The famed street is also home to some of New York’s most famous Italian celebrities, including actor/writer ChazzPalminteri, author Don DiLillo and early rock music pioneer Dion DiMucci of Dion and the Belmonts. Actor Joe Pesci is said to have been discovered here when Robert DeNiro met Pesci working as a maitre’d at an Arthur Avenue restaurant.

For a truly immersive experience, there is also the Arthur Avenue Retail Market, an indoor bazaar packed full of merchants selling virtually everything under the Tuscan sun, from handmade sausages to bread bakers to dry goods to fresh-cut flowers.

As for those other Italian-American businesses down on Mulberry Street in Manhattan? Fuhgeddaboutit!

Five Hot Neighborhoods for Growth

• The Hub/Third Avenue: This is often called the “Broadway of the Bronx” and considered the retail heart of the South Bronx. The bow-tie-shaped corridor is located between the Mott Haven and Melrose neighborhoods at the intersection of E.149th Street and Willis, Melrose and Third avenues.

• Hunts Point: In the spring of 2015, a group of tenants, including Deals, McDonald's and Red Lobster, are slated to move into the $30 million, 45,000-square-foot shopping mall dubbed The Crossings at Southern and Bruckner boulevards. Also, Hunts Point is the site of the world’s largest food distribution center. The 329-acre facility supplies 60 percent of New York’s produce and provides food for the Hunts Point Cooperative Market and the New Fulton Fish Market.

• Concourse/Waterfront: This formerly run-down area will soon include the new headquarters of FreshDirect. The move from the company’s former main office in Long Island City to the Harlem River Yards is expected to take place in 2016, creating between 1,000 and 2,000 jobs. Meanwhile, the long-planned Harlem River Yards Greenway project, turning a former rail yard into nine miles of walking trails, bike trails and parks along the Harlem River, appears to be gaining momentum.

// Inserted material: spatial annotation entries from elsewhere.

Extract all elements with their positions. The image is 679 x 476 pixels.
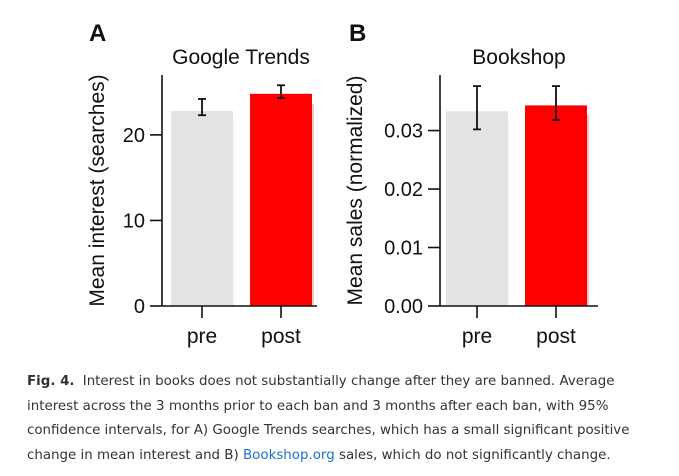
bookshop-link[interactable]: Bookshop.org — [243, 447, 335, 463]
bar-pre — [446, 111, 508, 306]
bar-post — [250, 93, 312, 306]
caption-text-after: sales, which do not significantly change… — [338, 447, 611, 463]
caption-text: Interest in books does not substantially… — [27, 374, 630, 463]
panel-label: A — [89, 20, 106, 47]
y-axis-label: Mean sales (normalized) — [344, 76, 367, 306]
caption-label: Fig. 4. — [27, 374, 75, 389]
x-tick-label-pre: pre — [187, 325, 217, 348]
y-tick-label: 0 — [134, 296, 145, 318]
panel-label: B — [349, 20, 366, 47]
x-tick-label-post: post — [536, 325, 576, 348]
bar-pre — [171, 110, 233, 306]
y-tick-label: 0.01 — [384, 238, 423, 260]
panel-a: A Google Trends Mean interest (searches) pr… — [86, 20, 317, 348]
y-tick-label: 0.00 — [384, 296, 423, 318]
bar-post — [525, 105, 587, 306]
x-tick-label-pre: pre — [462, 325, 492, 348]
figure-caption: Fig. 4. Interest in books does not subst… — [27, 370, 657, 468]
y-tick-label: 20 — [123, 125, 145, 147]
y-axis-label: Mean interest (searches) — [86, 74, 109, 306]
chart-title: Bookshop — [472, 46, 565, 69]
x-tick-label-post: post — [261, 325, 301, 348]
y-tick-label: 10 — [123, 210, 145, 232]
panel-b: B Bookshop Mean sales (normalized) pre post 0… — [344, 20, 598, 348]
y-tick-label: 0.02 — [384, 179, 423, 201]
figure: A Google Trends Mean interest (searches) pr… — [86, 20, 598, 348]
y-tick-label: 0.03 — [384, 121, 423, 143]
chart-title: Google Trends — [172, 46, 310, 69]
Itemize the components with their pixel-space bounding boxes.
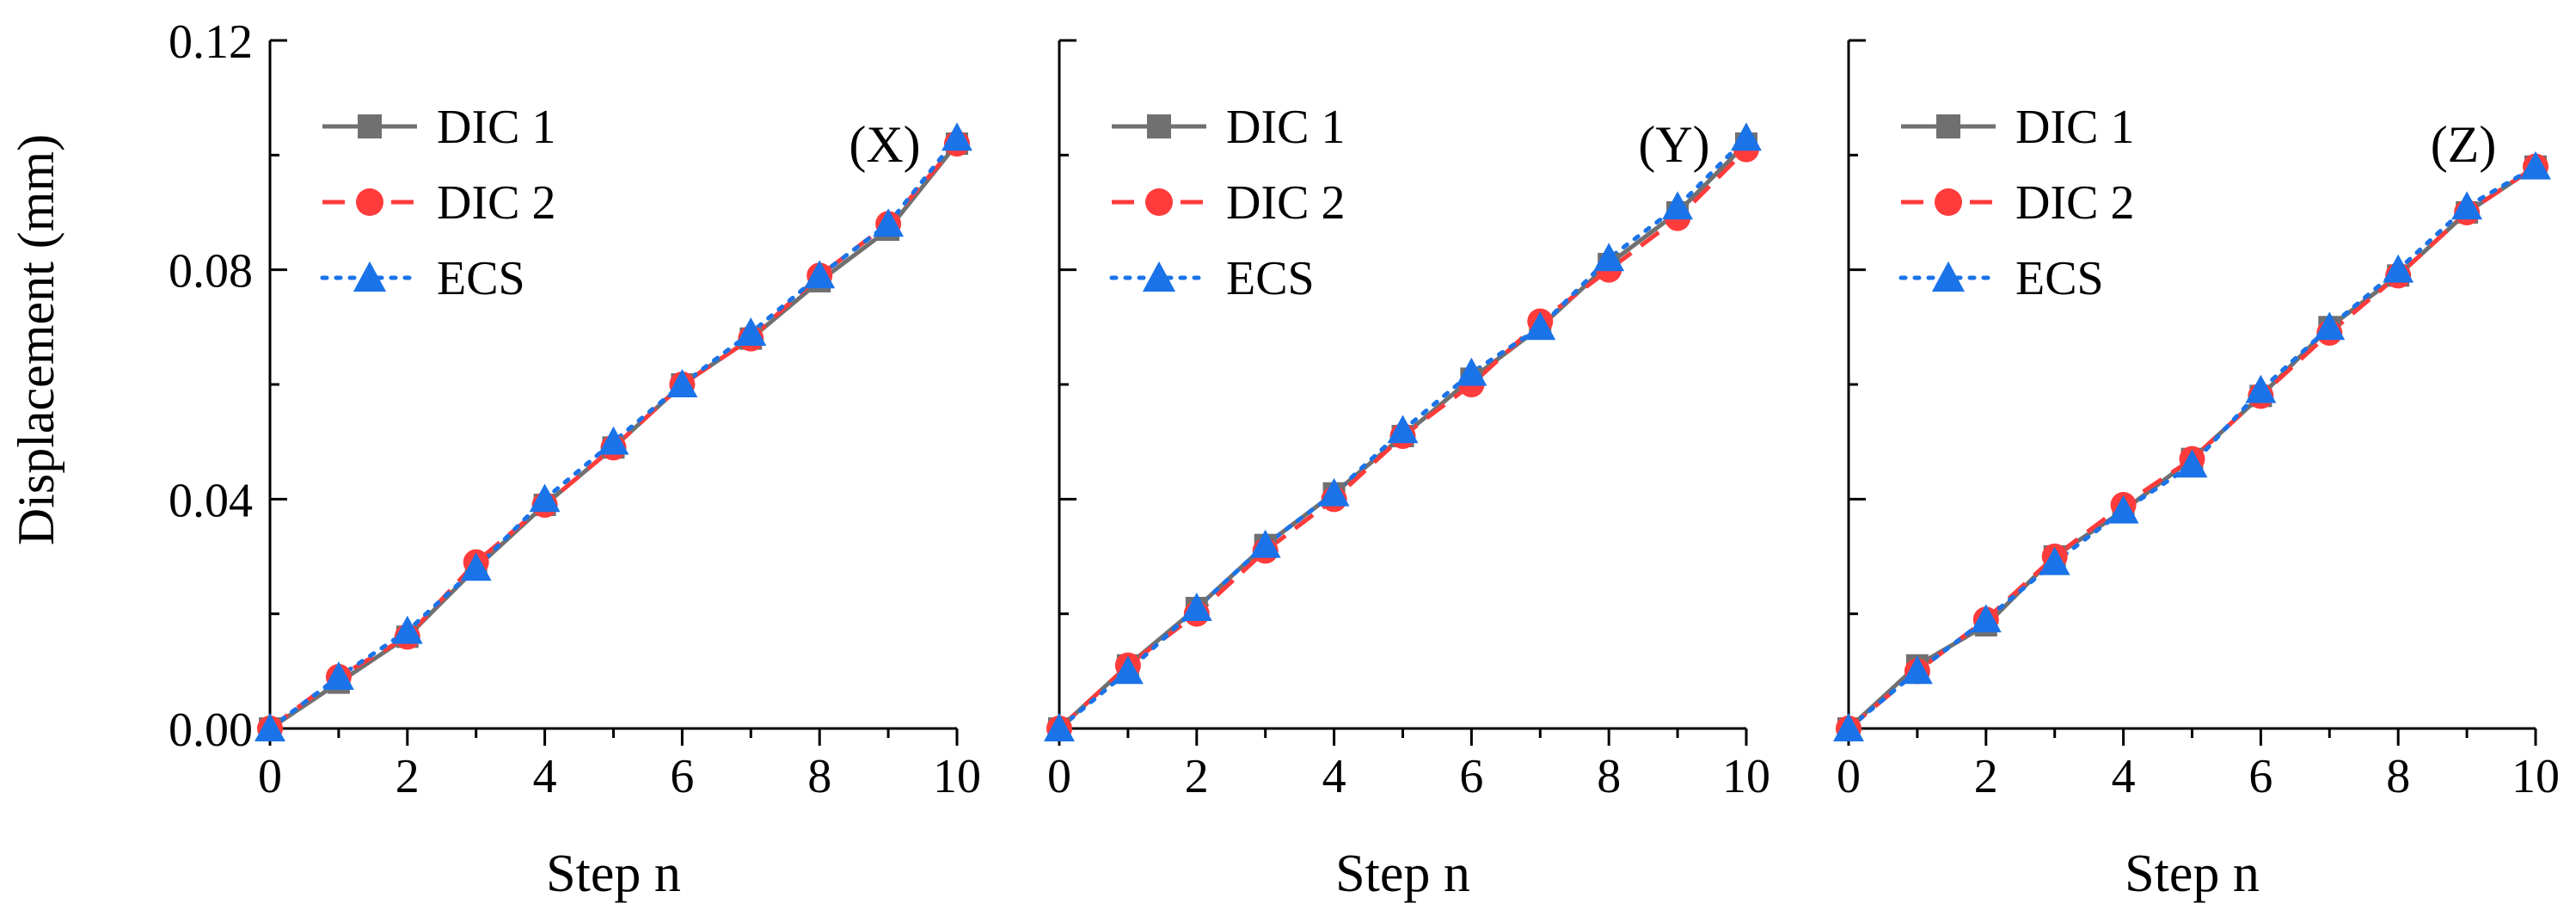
y-axis-title: Displacement (mm) (8, 134, 64, 545)
x-tick-label: 10 (2512, 750, 2560, 803)
chart-panel-2: 0 2 4 6 8 10 Step n DIC 1 DIC 2 ECS (Y) (1044, 39, 1770, 903)
data-point-ecs (2176, 449, 2208, 478)
x-tick-label: 4 (533, 750, 557, 803)
data-point-ecs (1901, 655, 1933, 685)
x-tick-label: 0 (1047, 750, 1071, 803)
x-tick-label: 8 (1597, 750, 1621, 803)
data-point-ecs (1456, 357, 1487, 386)
x-tick-label: 6 (2248, 750, 2272, 803)
panel-annotation: (X) (849, 116, 920, 173)
data-point-ecs (804, 260, 836, 289)
legend-marker (1936, 114, 1960, 138)
legend-label: DIC 1 (437, 101, 555, 154)
panel-annotation: (Z) (2431, 116, 2497, 173)
legend: DIC 1 DIC 2 ECS (1109, 101, 1345, 305)
data-point-ecs (1112, 655, 1144, 685)
legend-marker (356, 188, 383, 216)
legend-label: ECS (437, 252, 525, 305)
x-axis-title: Step n (546, 845, 681, 903)
legend-marker (1935, 188, 1962, 216)
y-tick-label: 0.08 (169, 245, 253, 298)
data-point-ecs (2383, 254, 2414, 283)
data-point-ecs (2314, 311, 2346, 341)
x-axis-title: Step n (2125, 845, 2260, 903)
legend-label: DIC 1 (1226, 101, 1345, 154)
legend-marker (1142, 261, 1176, 292)
data-point-ecs (2245, 374, 2277, 403)
data-point-ecs (1593, 243, 1625, 272)
data-point-ecs (1044, 713, 1075, 741)
panels: 0.00 0.04 0.08 0.12 0 2 4 6 8 10 Step n DIC 1 DIC 2 E… (169, 15, 2560, 903)
legend-marker (353, 261, 387, 292)
data-point-ecs (735, 317, 767, 346)
x-tick-label: 6 (670, 750, 694, 803)
data-point-ecs (2039, 546, 2070, 575)
legend-marker (358, 114, 382, 138)
x-tick-label: 6 (1459, 750, 1483, 803)
x-tick-label: 2 (396, 750, 420, 803)
data-point-ecs (873, 208, 905, 237)
x-tick-label: 2 (1974, 750, 1998, 803)
data-point-ecs (1524, 311, 1556, 341)
x-tick-label: 4 (2112, 750, 2136, 803)
legend-marker (1147, 114, 1171, 138)
x-tick-label: 2 (1185, 750, 1209, 803)
data-point-ecs (598, 426, 629, 455)
x-tick-label: 8 (2386, 750, 2410, 803)
legend-label: ECS (1226, 252, 1315, 305)
chart-panel-3: 0 2 4 6 8 10 Step n DIC 1 DIC 2 ECS (Z) (1833, 39, 2560, 903)
legend-label: DIC 1 (2015, 101, 2134, 154)
legend-label: DIC 2 (437, 176, 555, 230)
data-point-ecs (1249, 529, 1281, 558)
legend-marker (1931, 261, 1966, 292)
y-tick-label: 0.12 (169, 15, 253, 69)
legend-label: DIC 2 (2015, 176, 2134, 230)
data-point-ecs (1970, 604, 2002, 633)
data-point-ecs (666, 369, 698, 397)
y-tick-label: 0.00 (169, 704, 253, 757)
legend-label: DIC 2 (1226, 176, 1345, 230)
series-line-ecs (1846, 164, 2538, 731)
data-point-ecs (1731, 122, 1762, 151)
data-point-ecs (255, 713, 285, 741)
x-tick-label: 0 (258, 750, 282, 803)
x-tick-label: 8 (807, 750, 831, 803)
legend: DIC 1 DIC 2 ECS (320, 101, 555, 305)
y-tick-label: 0.04 (169, 474, 253, 527)
data-point-ecs (2520, 151, 2551, 180)
data-point-ecs (1181, 593, 1212, 621)
data-point-ecs (1833, 713, 1864, 741)
x-tick-label: 4 (1322, 750, 1346, 803)
data-point-ecs (1662, 191, 1694, 220)
data-point-ecs (1387, 415, 1419, 444)
data-point-ecs (2107, 495, 2139, 524)
data-point-ecs (322, 661, 354, 690)
legend: DIC 1 DIC 2 ECS (1898, 101, 2134, 305)
x-tick-label: 10 (1722, 750, 1770, 803)
legend-marker (1145, 188, 1173, 216)
data-point-ecs (2451, 191, 2483, 220)
data-point-ecs (941, 122, 972, 151)
data-point-ecs (391, 615, 423, 644)
data-point-ecs (529, 483, 561, 513)
series-line-dic-2 (1847, 164, 2537, 730)
legend-label: ECS (2015, 252, 2104, 305)
x-tick-label: 0 (1837, 750, 1861, 803)
panel-annotation: (Y) (1638, 116, 1709, 173)
x-tick-label: 10 (933, 750, 981, 803)
data-point-ecs (460, 552, 492, 581)
series-line-ecs (267, 135, 960, 731)
x-axis-title: Step n (1335, 845, 1470, 903)
chart-panel-1: 0.00 0.04 0.08 0.12 0 2 4 6 8 10 Step n DIC 1 DIC 2 E… (169, 15, 981, 903)
data-point-ecs (1318, 477, 1350, 507)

• Co-op City/Pelham Bay: The Mall and Bay Plaza complex is scheduled to open later this year, making it the first new, enclosed mall in New York City in the past 40 years. The project is expected to create 2,000 construction jobs and leave a legacy of 1,700 permanent jobs.

• Fordham: Fordham Road has grown into one of the top 10 busiest shopping corridors in the world. In October 2013, the Fordham University Center for Digital Transformation also hosted its 2nd annual Summit on Technology Innovation and Start Ups in The Bronx. Attendees included Accenture, Google, Junior Achievement, Latin Business Today, Mass Ideation, Sofito for Your Soul Media Group, Siri Capital and Good-B.